Johnson & Johnson had started the year by considering ‘strategic options’ for three specific diabetes device businesses. And now, it appears that Animas is first on the list of being let go. This insulin pump unit will immediately halt any manufacturing or selling of its products.
The final decision was after an extensive exploration of all other possible options for this business. This comes from Animas itself. Such ‘possible options’ included, among others, a sale, a joint venture, or an operating partnership. This was the announcement of J&J back in January.
Animas will still continue to sell its pumps outside of Canada or the United States. Animas is offering patients who are using its OneTouch Ping or Vibe pumps the choice to switch to a Medtronic pump. Healthline that will support patients during their period of transition.
And yet, the diabetes non-profit JDRF has shown concern regarding this particular matter. This is especially when it comes to customer choice and competition.
The reason why JDRF is so worried at hearing that Animas Corporation will be ending their insulin pump sales is that this will mean fewer treatment options for those with type 1 the condition. After all, choosing one’s pump is of critical importance.
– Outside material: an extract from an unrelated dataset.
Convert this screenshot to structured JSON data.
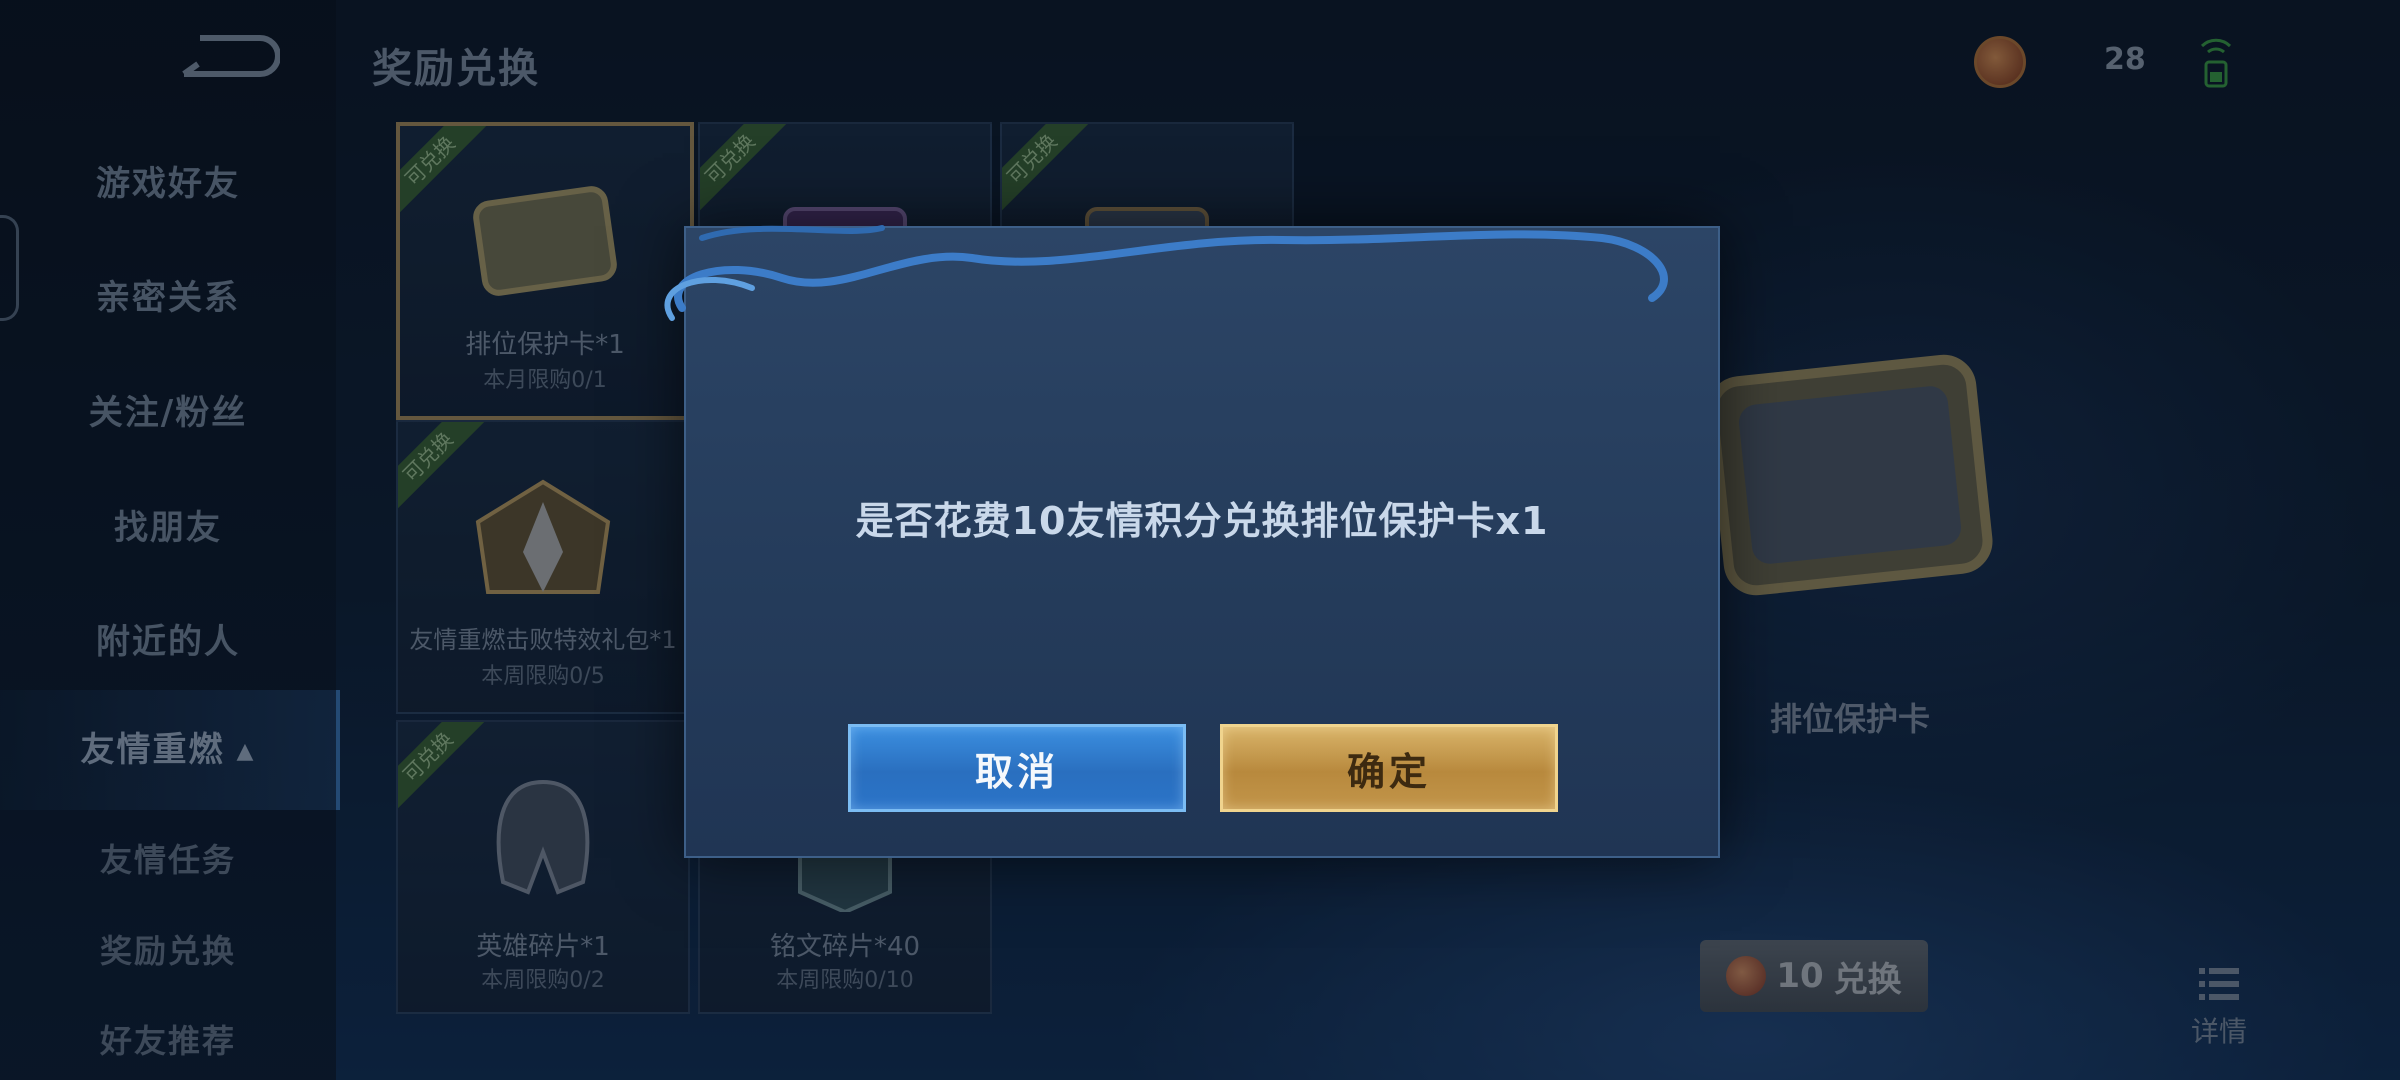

Those with type 1 need to be able to select their own devices, which they feel work best for them. Furthermore, JDRF has stated that competition and innovation are crucial for the development of any ‘next generation therapies’.
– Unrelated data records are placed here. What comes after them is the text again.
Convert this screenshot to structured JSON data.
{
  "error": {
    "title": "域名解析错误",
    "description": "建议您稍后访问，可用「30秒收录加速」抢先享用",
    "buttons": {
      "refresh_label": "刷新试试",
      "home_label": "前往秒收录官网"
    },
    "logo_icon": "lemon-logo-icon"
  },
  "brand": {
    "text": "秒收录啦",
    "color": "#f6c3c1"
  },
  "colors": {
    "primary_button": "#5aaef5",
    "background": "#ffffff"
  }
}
And what about any other units which are ‘next on the chopping block? Well, there’s Calibra Medical, the one which developed a mealtime insulin patch. Then there’s also LifeScan, which markets blood sugar monitors for customer and hospital use.
The truth of the matter is that J&J’s business concerning devices for the condition had a serious crash back in 2016. To give people a general idea, sales in the fourth quarter had dropped 3,8% from the same period of the previous year.
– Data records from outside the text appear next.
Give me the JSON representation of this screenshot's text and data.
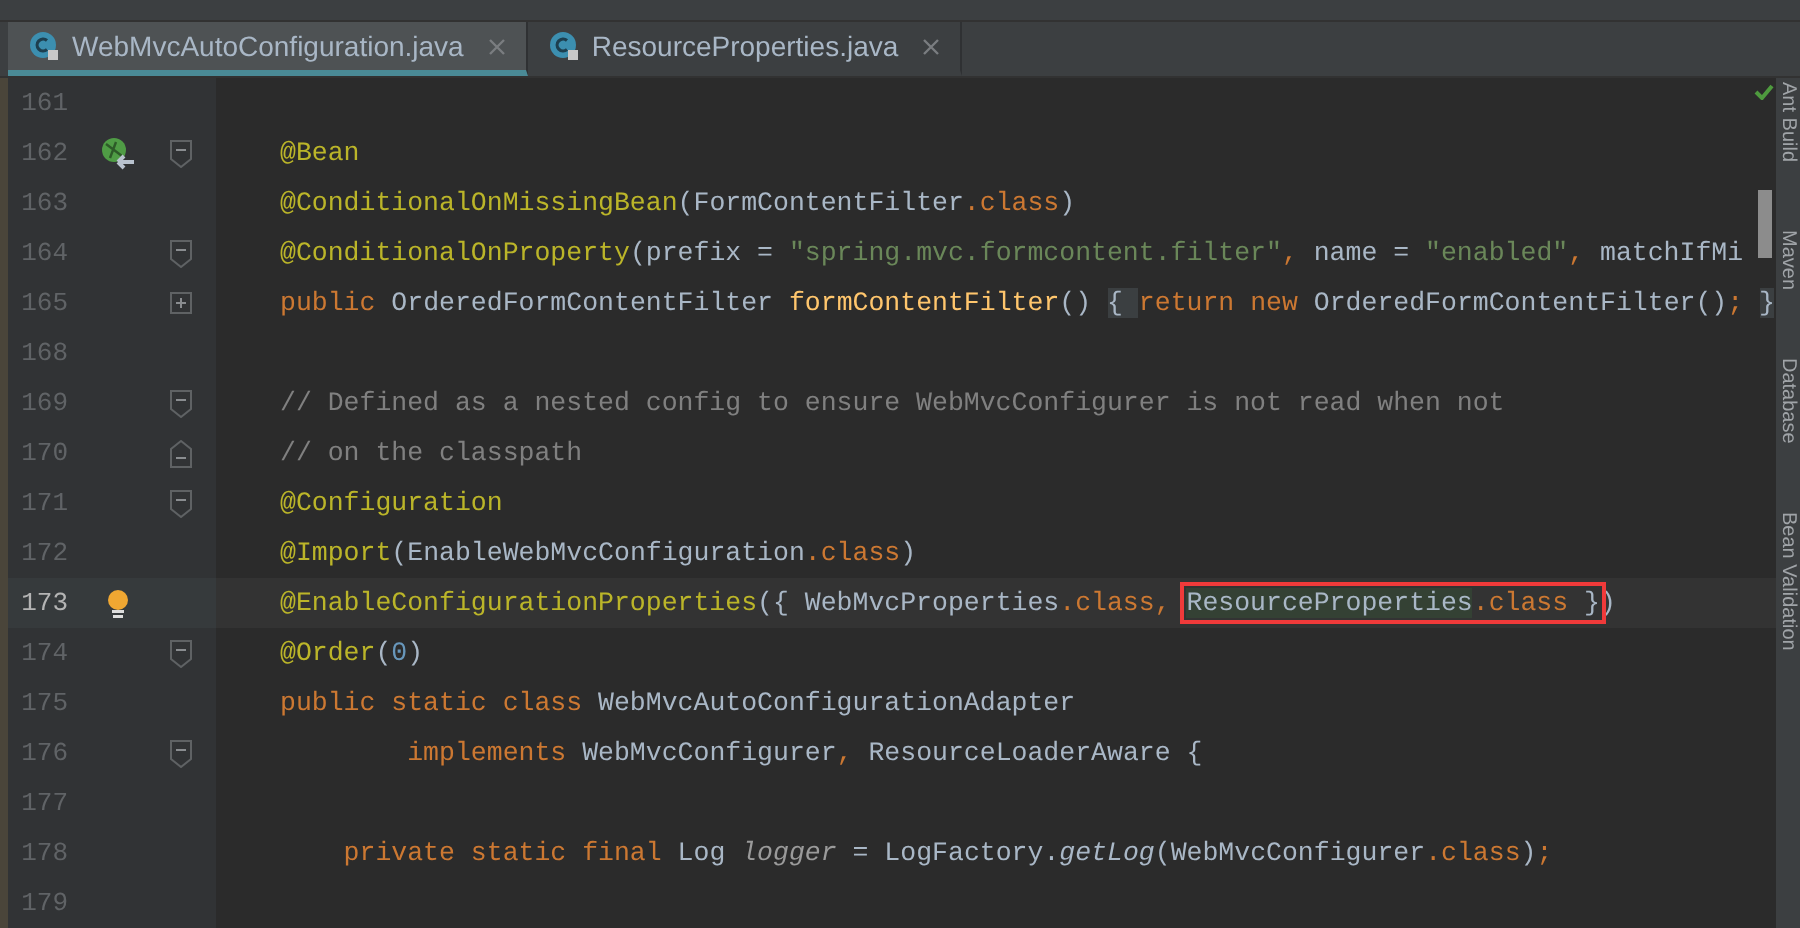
{
  "tabs": [
    {
      "label": "WebMvcAutoConfiguration.java",
      "selected": true
    },
    {
      "label": "ResourceProperties.java",
      "selected": false
    }
  ],
  "editor": {
    "lines": [
      {
        "number": "161",
        "current": false
      },
      {
        "number": "162",
        "current": false,
        "markers": [
          {
            "kind": "bean"
          },
          {
            "kind": "foldstart"
          }
        ],
        "segments": [
          {
            "kind": "ann",
            "text": "@Bean"
          }
        ]
      },
      {
        "number": "163",
        "current": false,
        "segments": [
          {
            "kind": "ann",
            "text": "@ConditionalOnMissingBean"
          },
          {
            "kind": "plain",
            "text": "(FormContentFilter"
          },
          {
            "kind": "kw",
            "text": ".class"
          },
          {
            "kind": "plain",
            "text": ")"
          }
        ]
      },
      {
        "number": "164",
        "current": false,
        "markers": [
          {
            "kind": "foldstart"
          }
        ],
        "segments": [
          {
            "kind": "ann",
            "text": "@ConditionalOnProperty"
          },
          {
            "kind": "plain",
            "text": "(prefix = "
          },
          {
            "kind": "str",
            "text": "\"spring.mvc.formcontent.filter\""
          },
          {
            "kind": "kw",
            "text": ", "
          },
          {
            "kind": "plain",
            "text": "name = "
          },
          {
            "kind": "str",
            "text": "\"enabled\""
          },
          {
            "kind": "kw",
            "text": ", "
          },
          {
            "kind": "plain",
            "text": "matchIfMi"
          }
        ]
      },
      {
        "number": "165",
        "current": false,
        "markers": [
          {
            "kind": "folded"
          }
        ],
        "segments": [
          {
            "kind": "kw",
            "text": "public "
          },
          {
            "kind": "plain",
            "text": "OrderedFormContentFilter "
          },
          {
            "kind": "fn",
            "text": "formContentFilter"
          },
          {
            "kind": "plain",
            "text": "() "
          },
          {
            "kind": "brace",
            "text": "{ "
          },
          {
            "kind": "kw",
            "text": "return new "
          },
          {
            "kind": "plain",
            "text": "OrderedFormContentFilter()"
          },
          {
            "kind": "kw",
            "text": "; "
          },
          {
            "kind": "brace",
            "text": "}"
          }
        ]
      },
      {
        "number": "168",
        "current": false
      },
      {
        "number": "169",
        "current": false,
        "markers": [
          {
            "kind": "foldstart"
          }
        ],
        "segments": [
          {
            "kind": "comment",
            "text": "// Defined as a nested config to ensure WebMvcConfigurer is not read when not"
          }
        ]
      },
      {
        "number": "170",
        "current": false,
        "markers": [
          {
            "kind": "foldend"
          }
        ],
        "segments": [
          {
            "kind": "comment",
            "text": "// on the classpath"
          }
        ]
      },
      {
        "number": "171",
        "current": false,
        "markers": [
          {
            "kind": "foldstart"
          }
        ],
        "segments": [
          {
            "kind": "ann",
            "text": "@Configuration"
          }
        ]
      },
      {
        "number": "172",
        "current": false,
        "segments": [
          {
            "kind": "ann",
            "text": "@Import"
          },
          {
            "kind": "plain",
            "text": "(EnableWebMvcConfiguration"
          },
          {
            "kind": "kw",
            "text": ".class"
          },
          {
            "kind": "plain",
            "text": ")"
          }
        ]
      },
      {
        "number": "173",
        "current": true,
        "markers": [
          {
            "kind": "bulb"
          }
        ],
        "segments": [
          {
            "kind": "ann",
            "text": "@EnableConfigurationProperties"
          },
          {
            "kind": "plain",
            "text": "({ WebMvcProperties"
          },
          {
            "kind": "kw",
            "text": ".class, "
          },
          {
            "kind": "box",
            "children": [
              {
                "kind": "ref",
                "text": "ResourceProperties"
              },
              {
                "kind": "kw",
                "text": ".class "
              },
              {
                "kind": "plain",
                "text": "}"
              }
            ]
          },
          {
            "kind": "plain",
            "text": ")"
          }
        ]
      },
      {
        "number": "174",
        "current": false,
        "markers": [
          {
            "kind": "foldstart"
          }
        ],
        "segments": [
          {
            "kind": "ann",
            "text": "@Order"
          },
          {
            "kind": "plain",
            "text": "("
          },
          {
            "kind": "num",
            "text": "0"
          },
          {
            "kind": "plain",
            "text": ")"
          }
        ]
      },
      {
        "number": "175",
        "current": false,
        "segments": [
          {
            "kind": "kw",
            "text": "public static class "
          },
          {
            "kind": "plain",
            "text": "WebMvcAutoConfigurationAdapter"
          }
        ]
      },
      {
        "number": "176",
        "current": false,
        "markers": [
          {
            "kind": "foldstart"
          }
        ],
        "segments": [
          {
            "kind": "kw",
            "text": "        implements "
          },
          {
            "kind": "plain",
            "text": "WebMvcConfigurer"
          },
          {
            "kind": "kw",
            "text": ", "
          },
          {
            "kind": "plain",
            "text": "ResourceLoaderAware {"
          }
        ]
      },
      {
        "number": "177",
        "current": false
      },
      {
        "number": "178",
        "current": false,
        "segments": [
          {
            "kind": "kw",
            "text": "    private static final "
          },
          {
            "kind": "plain",
            "text": "Log "
          },
          {
            "kind": "field",
            "text": "logger"
          },
          {
            "kind": "plain",
            "text": " = LogFactory."
          },
          {
            "kind": "smethod",
            "text": "getLog"
          },
          {
            "kind": "plain",
            "text": "(WebMvcConfigurer"
          },
          {
            "kind": "kw",
            "text": ".class"
          },
          {
            "kind": "plain",
            "text": ")"
          },
          {
            "kind": "kw",
            "text": ";"
          }
        ]
      },
      {
        "number": "179",
        "current": false
      }
    ]
  },
  "tool_windows": [
    "Ant Build",
    "Maven",
    "Database",
    "Bean Validation"
  ]
}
As for full-year sales, they dropped about 7,2%, or, in other words, from 1,9 billion to 1,8 billion dollars. And back in October of 2016, Animas unveiled cybersecurity errors in its OneTouch Ping pump (which is wirelessly controlled).
Namely, hackers could exploit this to deliver unauthorized insulin doses to patients using this product. As frightening as such an attack may sound (one which could result in hypoglycemia or insulin overdose), the company claimed that the chances of such an attack were very low.
Thus, they encouraged patients to use the device to keep on using it. Having said that, it is still advisable, particularly for concerned patients, to disable the device’s wireless features and manually enter their blood glucose levels instead.